Cass explained that China pledged to “reach peak emission by about 2030.” Well, the United States government had already completed a study to guess when Chinese emissions would peak; their guess was about 2030.

India did not pledge to lower their emissions at all, but merely pledged to “reduce the emissions intensity.”

Numerous countries promised to remain on their current emission trajectories. Bravo! Obama applauded their efforts and happily accepted their half-hearted pledges. But then he committed the U.S. to meet disproportionately large, economy-crippling targets. Obama’s pledge stipulated that the U.S. would reduce emissions by nearly a quarter. Using the National Energy Modeling System 2015, a computer model created by the U.S. Department of Energy, the Heritage Foundation projected that the Paris Accord would cost the U.S. nearly 400,000 jobs and the national economy $2.5 trillion by 2035.

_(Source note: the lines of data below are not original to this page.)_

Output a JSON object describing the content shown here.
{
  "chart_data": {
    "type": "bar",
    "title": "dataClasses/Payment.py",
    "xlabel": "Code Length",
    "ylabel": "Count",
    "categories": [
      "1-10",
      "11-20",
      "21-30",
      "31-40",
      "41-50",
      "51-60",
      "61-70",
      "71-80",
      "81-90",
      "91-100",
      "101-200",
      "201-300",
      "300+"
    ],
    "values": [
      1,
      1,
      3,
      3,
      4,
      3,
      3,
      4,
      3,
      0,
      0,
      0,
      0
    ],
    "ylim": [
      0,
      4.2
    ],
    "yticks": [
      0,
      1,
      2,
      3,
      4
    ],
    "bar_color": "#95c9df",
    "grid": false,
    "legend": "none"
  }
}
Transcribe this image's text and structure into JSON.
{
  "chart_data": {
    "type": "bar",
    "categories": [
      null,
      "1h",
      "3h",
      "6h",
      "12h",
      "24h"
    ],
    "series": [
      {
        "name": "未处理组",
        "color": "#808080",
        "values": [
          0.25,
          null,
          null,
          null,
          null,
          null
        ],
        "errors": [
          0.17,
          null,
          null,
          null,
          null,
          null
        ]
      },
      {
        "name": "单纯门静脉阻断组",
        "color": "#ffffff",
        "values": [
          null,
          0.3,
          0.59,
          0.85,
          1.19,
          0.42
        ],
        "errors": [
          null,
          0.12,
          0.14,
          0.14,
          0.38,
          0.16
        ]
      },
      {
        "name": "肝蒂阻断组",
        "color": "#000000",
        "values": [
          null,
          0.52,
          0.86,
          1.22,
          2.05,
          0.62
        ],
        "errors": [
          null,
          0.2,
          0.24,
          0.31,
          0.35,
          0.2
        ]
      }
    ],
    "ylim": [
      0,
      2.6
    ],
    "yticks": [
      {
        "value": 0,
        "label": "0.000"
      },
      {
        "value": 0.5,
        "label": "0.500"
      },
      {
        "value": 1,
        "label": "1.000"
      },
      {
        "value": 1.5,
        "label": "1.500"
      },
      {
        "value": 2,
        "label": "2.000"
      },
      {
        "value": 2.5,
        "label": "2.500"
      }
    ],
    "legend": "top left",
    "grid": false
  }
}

Not to mention, Obama kindly donated $3 billion from the unlimited U.S. bank account over four years to the Green Climate Fund, which uses developed nations’ money to help developing countries reduce their carbon dioxide emissions. If the patterns of history hold, the money probably will not go to its intended purposes and will instead be funneled to the ruling elites of the impoverished nations. As the saying goes, “Foreign aid is taking money from poor people in rich countries and giving it to rich people in poor countries.” If the U.S. remained in the agreement, it’s likely future administrations would turn the Green Climate Fund into another U.S. foreign aid black hole.

Parting ways with an unnecessary, unfairly expensive international agreement did not end U.S. free-market innovation or investment in new energy technologies, which caused this year’s large decrease in carbon emissions depicted by the AEI graph. Leaving does not mean losing sight of the future.

Caroline Downey

Caroline Downey is a CRC research intern. She is studying economics and political science at Boston College.